僕もその血を受け継いでいるので、祖母の介護も「自分がやらなければ」という思いが強かったのですが、「ええかっこしい」を続けることはできませんでした。でも、それで良かった。にっちもさっちも行かなくなって、無意識にS.O.Sを発していたから、周りも見るに見かねて助けてくれたのだと思います。

だから皆さんも全てを自分で抱え込まず、困った時には弱音を吐き、助けを求めていただけたらと思います。僕の経験では助けを求めないうちは誰も来てくれませんでした。周囲もどう助けていいのかわからなかったのでしょう。

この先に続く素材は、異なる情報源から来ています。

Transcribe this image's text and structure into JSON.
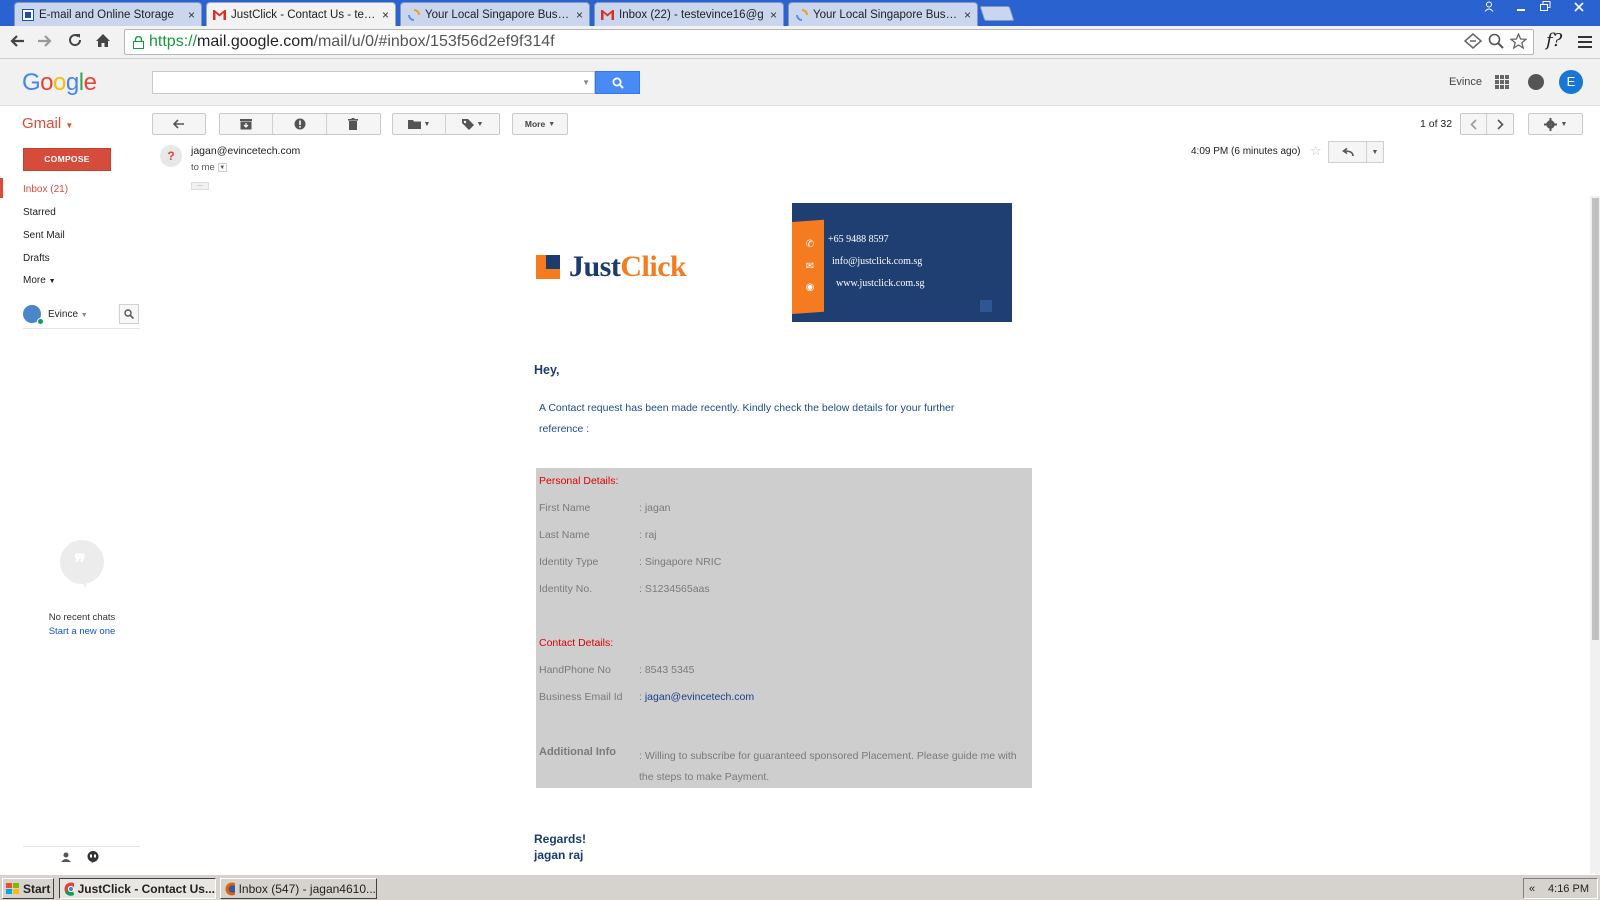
{
  "browser": {
    "tabs": [
      {
        "title": "E-mail and Online Storage",
        "favicon": "webmail-icon"
      },
      {
        "title": "JustClick - Contact Us - teste",
        "favicon": "gmail-icon",
        "active": true
      },
      {
        "title": "Your Local Singapore Busines",
        "favicon": "loading-icon"
      },
      {
        "title": "Inbox (22) - testevince16@g",
        "favicon": "gmail-icon"
      },
      {
        "title": "Your Local Singapore Busines",
        "favicon": "loading-icon"
      }
    ],
    "close_glyph": "×",
    "url": {
      "scheme": "https://",
      "host": "mail.google.com",
      "path": "/mail/u/0/#inbox/153f56d2ef9f314f"
    },
    "extension_label": "f?"
  },
  "gmail": {
    "logo": [
      "G",
      "o",
      "o",
      "g",
      "l",
      "e"
    ],
    "logo_colors": [
      "#4285f4",
      "#ea4335",
      "#fbbc05",
      "#4285f4",
      "#34a853",
      "#ea4335"
    ],
    "search": {
      "placeholder": "",
      "value": ""
    },
    "header_user": "Evince",
    "avatar_letter": "E",
    "app_label": "Gmail",
    "toolbar": {
      "more_label": "More"
    },
    "pager": "1 of 32",
    "nav": {
      "compose_label": "COMPOSE",
      "items": [
        {
          "label": "Inbox (21)"
        },
        {
          "label": "Starred"
        },
        {
          "label": "Sent Mail"
        },
        {
          "label": "Drafts"
        },
        {
          "label": "More"
        }
      ],
      "hangouts_user": "Evince",
      "no_recent_chats": "No recent chats",
      "start_new": "Start a new one"
    },
    "accent_color": "#dd4b39",
    "link_color": "#1155cc"
  },
  "message": {
    "sender_initial": "?",
    "sender": "jagan@evincetech.com",
    "to": "to me",
    "time": "4:09 PM (6 minutes ago)"
  },
  "email": {
    "brand": {
      "just": "Just",
      "click": "Click",
      "orange": "#f47b20",
      "navy": "#1d3c6e"
    },
    "card": {
      "phone": "+65 9488 8597",
      "email": "info@justclick.com.sg",
      "web": "www.justclick.com.sg"
    },
    "greeting": "Hey,",
    "intro": "A Contact request has been made recently. Kindly check the below details for your further reference :",
    "personal_heading": "Personal Details:",
    "personal": [
      {
        "label": "First Name",
        "value": ": jagan"
      },
      {
        "label": "Last Name",
        "value": ": raj"
      },
      {
        "label": "Identity Type",
        "value": ": Singapore NRIC"
      },
      {
        "label": "Identity No.",
        "value": ": S1234565aas"
      }
    ],
    "contact_heading": "Contact Details:",
    "contact": [
      {
        "label": "HandPhone No",
        "value": ": 8543 5345"
      },
      {
        "label": "Business Email Id",
        "value_prefix": ": ",
        "value": "jagan@evincetech.com"
      }
    ],
    "additional_label": "Additional Info",
    "additional_value": ": Willing to subscribe for guaranteed sponsored Placement. Please guide me with the steps to make Payment.",
    "regards": "Regards!",
    "signature": "jagan raj"
  },
  "taskbar": {
    "start_label": "Start",
    "tasks": [
      {
        "label": "JustClick - Contact Us...",
        "active": true
      },
      {
        "label": "Inbox (547) - jagan4610..."
      }
    ],
    "tray_chevron": "«",
    "clock": "4:16 PM"
  }
}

そうは言っても、相談できるところがなかなか見つからなかったりもするんですよね。でも、声を上げ続ければ、助けてくれる人は必ず現れます。助けを求めるのは恥ずかしいことではない、と声を大にしてお伝えしたいです

~EPISODE:癒しの隣に~

沈んだ気持ちを救ってくれた本・映画・音楽などがあれば教えてください。
麻倉未稀さんの「ヒーロー HOLDING OUT FOR A HERO」は自分が出演したドラマ(『スクール☆ウォーズ 泣き虫先生の7年戦争』)の主題歌ということもあって、聴くと活力が湧きますね。音楽は好きで、クラシックも聴きます。最近では、ミュージカル『クリスマス・キャロル 2023』公演がご縁で知り合ったピアニストの尾吉真人さんが演奏されたベートーヴェンの3大ピアノソナタがお気に入り。早朝の静かな時間に聴くと、心が洗われます。

『大映テレビ主題歌コレクション』

波乱万丈な物語とインパクトのある台詞で一世を風靡した、制作会社・大映テレビによる作品のうち、TBS作品の主題歌を集めた『大映テレビ主題歌コレクション〜TBS編〜』。『スクール☆ウォーズ 泣き虫先生の7年戦争』の「ヒーロー HOLDING OUT FOR A HERO」(麻倉未稀)をはじめ『スクール・ウォーズ2』の「FIRE」(丸山みゆき)、『ポニーテールはふり向かない』の「NEVER SAY GOOD-BYE」(小比類巻かほる)など11曲が収録されている。

プロフィール

俳優/松村雄基さん

【誕生日】1963年11月7日
【経歴】東京都出身。1980年にテレビドラマ『生徒諸君!』の沖田成利役でデビュー。以後数々のドラマや映画、舞台で活躍。剣道家、書家でもある。第17回東京書作展(東京新聞社主催)にて内閣総理大臣賞を受賞。